Escobar for Voice of America a cité comme mesures punitives contre le Kosovo, la question des nouvelles reconnaissances, les conférences de donateurs, le dialogue stratégique avec les États-Unis et le resserrement des relations avec l'OTAN.
Nous commençons déjà à voir les conséquences. Bien que le Kosovo appelle les sanctions, il ne s'agit pas vraiment de sanctions), les mesures que l'UE a décidées, de ne pas poursuivre certains des mécanismes d'adhésion, sont très graves. Même pour la Serbie, ce sera pareil. Mais pour le Kosovo, possibilités de nouvelle reconnaissance, conférences de donateurs, dialogue stratégique bilatéral avec les États-Unis et relations étroites avec l'OTAN. Malheureusement, si on ne note pas les progrès, on perdra cette chance cette année. Ce sera très similaire pour la Serbie. L'Union européenne souhaite que la Serbie indique clairement qu'elle souhaite mettre en œuvre cet accord de normalisation, tout en décidant des progrès de la Serbie sur la voie de l'intégration. Escobar a dit.

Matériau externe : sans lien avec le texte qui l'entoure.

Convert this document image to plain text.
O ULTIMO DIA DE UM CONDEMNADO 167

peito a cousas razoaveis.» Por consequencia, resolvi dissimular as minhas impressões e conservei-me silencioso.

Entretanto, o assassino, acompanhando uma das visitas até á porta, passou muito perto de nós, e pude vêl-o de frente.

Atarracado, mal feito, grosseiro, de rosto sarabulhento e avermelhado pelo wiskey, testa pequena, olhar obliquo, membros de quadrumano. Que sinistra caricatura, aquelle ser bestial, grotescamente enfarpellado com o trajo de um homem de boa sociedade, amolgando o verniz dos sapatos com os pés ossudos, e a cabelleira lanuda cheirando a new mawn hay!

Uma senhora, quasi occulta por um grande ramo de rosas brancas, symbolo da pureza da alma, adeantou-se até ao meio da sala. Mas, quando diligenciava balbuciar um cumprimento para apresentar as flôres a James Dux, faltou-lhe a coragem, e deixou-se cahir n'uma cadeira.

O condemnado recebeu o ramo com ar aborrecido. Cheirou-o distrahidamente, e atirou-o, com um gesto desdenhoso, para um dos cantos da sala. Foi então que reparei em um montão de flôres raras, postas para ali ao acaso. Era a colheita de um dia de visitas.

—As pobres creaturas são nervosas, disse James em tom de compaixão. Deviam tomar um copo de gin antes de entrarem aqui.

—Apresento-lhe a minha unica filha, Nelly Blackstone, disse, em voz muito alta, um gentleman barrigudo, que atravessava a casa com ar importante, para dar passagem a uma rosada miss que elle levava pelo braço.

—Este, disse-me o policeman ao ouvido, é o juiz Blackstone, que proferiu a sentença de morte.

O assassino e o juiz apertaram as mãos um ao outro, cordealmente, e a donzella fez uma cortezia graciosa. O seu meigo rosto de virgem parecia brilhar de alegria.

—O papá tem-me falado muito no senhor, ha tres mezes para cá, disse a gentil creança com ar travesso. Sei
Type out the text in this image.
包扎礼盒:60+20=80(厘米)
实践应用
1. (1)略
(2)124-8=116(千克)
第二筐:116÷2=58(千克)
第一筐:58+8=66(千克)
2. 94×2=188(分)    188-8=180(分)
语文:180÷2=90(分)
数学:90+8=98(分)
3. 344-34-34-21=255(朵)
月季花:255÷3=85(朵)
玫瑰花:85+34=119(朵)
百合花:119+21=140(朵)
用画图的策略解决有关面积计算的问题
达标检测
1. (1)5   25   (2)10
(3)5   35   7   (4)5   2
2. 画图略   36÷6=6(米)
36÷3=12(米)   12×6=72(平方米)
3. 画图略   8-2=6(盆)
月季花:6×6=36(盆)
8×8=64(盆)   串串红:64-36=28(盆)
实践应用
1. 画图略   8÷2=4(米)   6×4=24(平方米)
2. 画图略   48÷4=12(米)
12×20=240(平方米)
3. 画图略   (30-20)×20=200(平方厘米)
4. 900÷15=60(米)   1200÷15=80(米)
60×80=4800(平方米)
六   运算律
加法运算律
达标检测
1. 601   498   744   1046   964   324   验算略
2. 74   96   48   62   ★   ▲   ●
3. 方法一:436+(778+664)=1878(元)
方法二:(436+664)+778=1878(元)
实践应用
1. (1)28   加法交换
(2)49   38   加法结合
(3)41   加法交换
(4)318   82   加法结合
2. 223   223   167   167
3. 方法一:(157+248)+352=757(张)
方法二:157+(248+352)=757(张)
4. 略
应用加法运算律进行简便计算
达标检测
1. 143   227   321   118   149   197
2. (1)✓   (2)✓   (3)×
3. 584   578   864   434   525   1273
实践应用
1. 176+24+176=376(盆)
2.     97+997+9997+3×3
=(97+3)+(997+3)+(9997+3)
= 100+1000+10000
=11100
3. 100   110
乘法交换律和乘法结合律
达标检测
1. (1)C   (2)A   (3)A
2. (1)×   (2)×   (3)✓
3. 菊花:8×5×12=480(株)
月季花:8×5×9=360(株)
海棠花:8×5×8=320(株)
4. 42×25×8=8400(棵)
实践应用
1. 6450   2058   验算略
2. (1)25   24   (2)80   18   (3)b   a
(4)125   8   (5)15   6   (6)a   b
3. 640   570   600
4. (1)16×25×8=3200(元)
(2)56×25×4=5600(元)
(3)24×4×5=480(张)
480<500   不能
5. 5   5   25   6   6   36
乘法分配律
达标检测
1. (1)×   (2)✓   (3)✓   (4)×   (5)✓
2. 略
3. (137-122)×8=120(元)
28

Avertissement du président Macro
Il y a deux semaines, le président de la France, Emmanuel Macron, dans son discours aux ambassadeurs, tout en parlant des relations entre le Kosovo et la Serbie, a mis en garde contre les mesures prises contre les parties si elles n'agissent pas de manière responsable.
Le président français a cité la question des visas et d'autres questions économiques comme des promesses qui pourraient être révisées si les paons n'agissent pas de manière responsable.
Nous nous attendons à ce que la paix revienne à cette partie. La France et l'Allemagne ont pris des engagements concernant les politiques en matière de visas et d'autres questions économiques, qui seront révisées si les parties n'agissent pas de manière responsable. Nous devons être sur nos gardes surtout à cet égard, surtout en ce qui concerne la stabilité dans les Balkans occidentaux.” a dit Macro.